The Desmosedici RR has by far the most sophisticated suspension yet seen on a Ducati, or any other streetbike for that matter. Its 43mm hlins fork is the world's first on a production streetbike to feature pressurized damping, courtesy of the remote reservoirs at the bottom of each leg. They are adjustable for high- and low-speed compression damping, as well as for spring preload and rebound damping, and standard settings reflect what is currently being used in MotoGP. The Swedish firm also provides the shock, which sits vertically below the swingarm, with its lower mount connected to the engine via a forged-aluminum plate. Riders in search of the perfect rear-end set-up can choose from 20 settings for low-speed compression damping, 48 for high-speed and 25 for rebound damping, as well as fine-tuning the preload and ride height. There's also an adjustable hlins steering damper, mounted below the left clip-on in traditional style.

The brake system is unique in that the D16RR is the first streetbike to feature a race-style remote adjuster for its radial master cylinder; a tube running to a knob near the left clip-on lets the rider adjust lever span on the fly. The front stoppers are the same Brembo blend of 330mm discs and radial Monobloc calipers used on the 1098. Both front brake and clutch controls incorporate "supple levers" that are designed to hinge under the force of a crash, increasing the likelihood of the bike remaining rideable.

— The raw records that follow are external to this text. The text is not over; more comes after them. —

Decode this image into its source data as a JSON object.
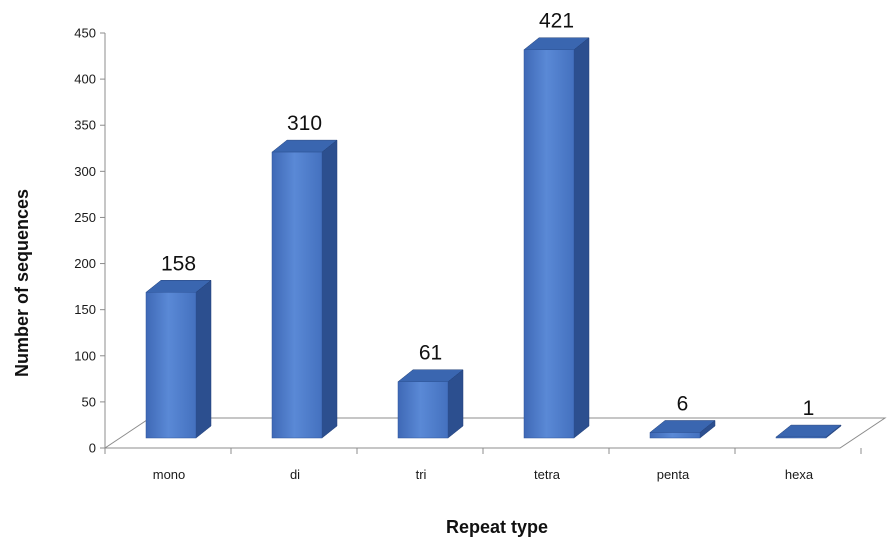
{
  "chart_data": {
    "type": "bar",
    "categories": [
      "mono",
      "di",
      "tri",
      "tetra",
      "penta",
      "hexa"
    ],
    "values": [
      158,
      310,
      61,
      421,
      6,
      1
    ],
    "data_labels": [
      "158",
      "310",
      "61",
      "421",
      "6",
      "1"
    ],
    "y_ticks": [
      "0",
      "50",
      "100",
      "150",
      "200",
      "250",
      "300",
      "350",
      "400",
      "450"
    ],
    "ylim": [
      0,
      450
    ],
    "xlabel": "Repeat type",
    "ylabel": "Number of sequences",
    "grid": false,
    "legend": "none",
    "three_d": true,
    "colors": {
      "bar_front": "#4a78c8",
      "bar_side": "#2c4f8f",
      "bar_top": "#3a66b0",
      "floor": "#ffffff",
      "axis": "#8c8c8c"
    }
  }
}
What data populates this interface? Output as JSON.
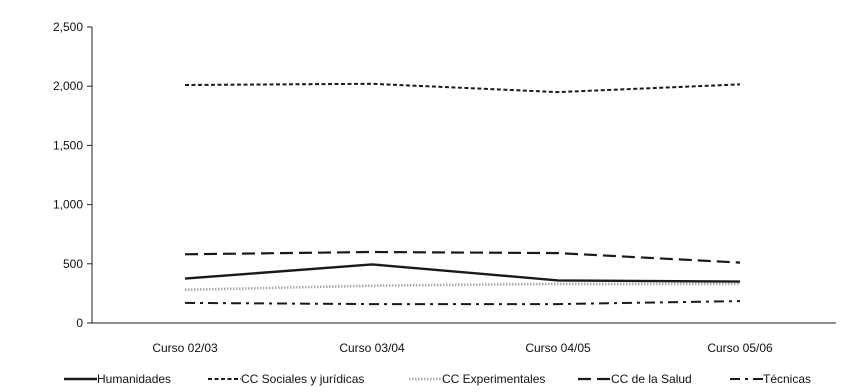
{
  "chart_data": {
    "type": "line",
    "categories": [
      "Curso 02/03",
      "Curso 03/04",
      "Curso 04/05",
      "Curso 05/06"
    ],
    "ylim": [
      0,
      2500
    ],
    "yticks": [
      0,
      500,
      1000,
      1500,
      2000,
      2500
    ],
    "ytick_labels": [
      "0",
      "500",
      "1,000",
      "1,500",
      "2,000",
      "2,500"
    ],
    "grid": false,
    "legend_position": "bottom",
    "series": [
      {
        "name": "Humanidades",
        "values": [
          375,
          495,
          360,
          350
        ],
        "color": "#1a1a1a",
        "style": "solid"
      },
      {
        "name": "CC Sociales y jurídicas",
        "values": [
          2010,
          2020,
          1950,
          2015
        ],
        "color": "#1a1a1a",
        "style": "dotted"
      },
      {
        "name": "CC Experimentales",
        "values": [
          280,
          315,
          330,
          330
        ],
        "color": "#9a9a9a",
        "style": "dotted-light"
      },
      {
        "name": "CC de la Salud",
        "values": [
          580,
          600,
          590,
          510
        ],
        "color": "#1a1a1a",
        "style": "dashed"
      },
      {
        "name": "Técnicas",
        "values": [
          170,
          160,
          160,
          185
        ],
        "color": "#1a1a1a",
        "style": "dashdot"
      }
    ]
  }
}
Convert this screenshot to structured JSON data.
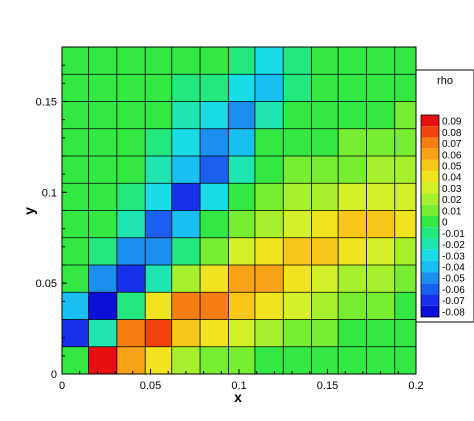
{
  "chart_data": {
    "type": "heatmap",
    "xlabel": "x",
    "ylabel": "y",
    "xlim": [
      0,
      0.2
    ],
    "ylim": [
      0,
      0.18
    ],
    "x_ticks": [
      "0",
      "0.05",
      "0.1",
      "0.15",
      "0.2"
    ],
    "x_tick_values": [
      0,
      0.05,
      0.1,
      0.15,
      0.2
    ],
    "y_ticks": [
      "0",
      "0.05",
      "0.1",
      "0.15"
    ],
    "y_tick_values": [
      0,
      0.05,
      0.1,
      0.15
    ],
    "x_edges": [
      0,
      0.015,
      0.031,
      0.047,
      0.062,
      0.078,
      0.094,
      0.109,
      0.125,
      0.141,
      0.156,
      0.172,
      0.188,
      0.2
    ],
    "y_edges": [
      0,
      0.015,
      0.03,
      0.045,
      0.06,
      0.075,
      0.09,
      0.105,
      0.12,
      0.135,
      0.15,
      0.165,
      0.18
    ],
    "grid": true,
    "legend": {
      "title": "rho",
      "placement": "right",
      "levels": [
        "0.09",
        "0.08",
        "0.07",
        "0.06",
        "0.05",
        "0.04",
        "0.03",
        "0.02",
        "0.01",
        "0",
        "-0.01",
        "-0.02",
        "-0.03",
        "-0.04",
        "-0.05",
        "-0.06",
        "-0.07",
        "-0.08"
      ],
      "colors": [
        "#e8100e",
        "#f2420e",
        "#f77e14",
        "#f9a216",
        "#f9c719",
        "#f0e420",
        "#d4f028",
        "#a6f02d",
        "#78ee33",
        "#33e843",
        "#23e87e",
        "#1fe6b0",
        "#1adce6",
        "#18bff0",
        "#1b8ff0",
        "#1a5ff0",
        "#1730ea",
        "#0a10d8"
      ],
      "bar_top_value": 0.095,
      "bar_bottom_value": -0.085
    },
    "values": [
      [
        0.0,
        0.09,
        0.06,
        0.04,
        0.02,
        0.01,
        0.01,
        0.0,
        0.0,
        0.0,
        0.0,
        0.0,
        0.0
      ],
      [
        -0.07,
        -0.02,
        0.07,
        0.08,
        0.05,
        0.04,
        0.03,
        0.02,
        0.01,
        0.01,
        0.0,
        0.0,
        0.0
      ],
      [
        -0.04,
        -0.08,
        -0.01,
        0.04,
        0.07,
        0.07,
        0.05,
        0.04,
        0.03,
        0.02,
        0.01,
        0.01,
        0.0
      ],
      [
        0.0,
        -0.05,
        -0.07,
        -0.02,
        0.02,
        0.04,
        0.06,
        0.06,
        0.04,
        0.03,
        0.02,
        0.02,
        0.01
      ],
      [
        0.0,
        -0.01,
        -0.05,
        -0.05,
        -0.01,
        0.01,
        0.03,
        0.04,
        0.05,
        0.05,
        0.04,
        0.03,
        0.02
      ],
      [
        0.0,
        0.0,
        -0.02,
        -0.06,
        -0.04,
        0.0,
        0.01,
        0.02,
        0.03,
        0.04,
        0.05,
        0.05,
        0.04
      ],
      [
        0.0,
        0.0,
        -0.01,
        -0.03,
        -0.07,
        -0.03,
        0.0,
        0.01,
        0.02,
        0.02,
        0.03,
        0.03,
        0.03
      ],
      [
        0.0,
        0.0,
        0.0,
        -0.02,
        -0.04,
        -0.06,
        -0.02,
        0.0,
        0.01,
        0.01,
        0.01,
        0.02,
        0.02
      ],
      [
        0.0,
        0.0,
        0.0,
        -0.01,
        -0.03,
        -0.05,
        -0.04,
        0.0,
        0.0,
        0.0,
        0.01,
        0.01,
        0.01
      ],
      [
        0.0,
        0.0,
        0.0,
        0.0,
        -0.02,
        -0.03,
        -0.05,
        -0.02,
        0.0,
        0.0,
        0.0,
        0.0,
        0.01
      ],
      [
        0.0,
        0.0,
        0.0,
        0.0,
        -0.01,
        -0.01,
        -0.03,
        -0.04,
        -0.01,
        0.0,
        0.0,
        0.0,
        0.0
      ],
      [
        0.0,
        0.0,
        0.0,
        0.0,
        0.0,
        0.0,
        -0.01,
        -0.03,
        -0.01,
        0.0,
        0.0,
        0.0,
        0.0
      ]
    ]
  }
}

Like last season's GP6 racer, the Desmosedici RR is powered by a 90-degree V4 with bore and stroke figures of 86.0 x 42.6mm, yielding 990cc. Unlike the current 800cc GP7 racer, it shares the 990's twin-pulse firing order with crankshaft throws spaced 70 degrees apart, giving an irregular 0, 90, 290, 380-degree firing sequence. Although most components have been redesigned for street use, the general architecture, including the desmodromic valvetrain, is similar to that of the racebike. The cams are gear-driven, the rocker arms have a precision-ground finish to reduce friction and the crankshaft is machined from a single lump of forged steel, while the bottom end incorporates a six-speed cassette transmission and slipper clutch. Lightweight titanium is used for valves and connecting rods, the crankcase and cylinder heads are sand-cast aluminum and the engine covers are magnesium-a mixture of sand-cast for the structural cam-drive cover and alternator case, and pressure die-cast for the non-structural oil sump, cam and clutch covers. Fuel injection comes courtesy of four Magneti Marelli 50mm throttle bodies featuring 12-hole injectors, while the exhaust is a 4-2-1 system that sees a pipe run down through a large slot in the aluminum swingarm and then back up again before reaching the catalytic converter and under-seat muffler. Replacing the stock silencer with the race kit alternative saves 10 pounds and adds 12 horsepower, boosting peak output from 188 bhp at 13,800 rpm to 200.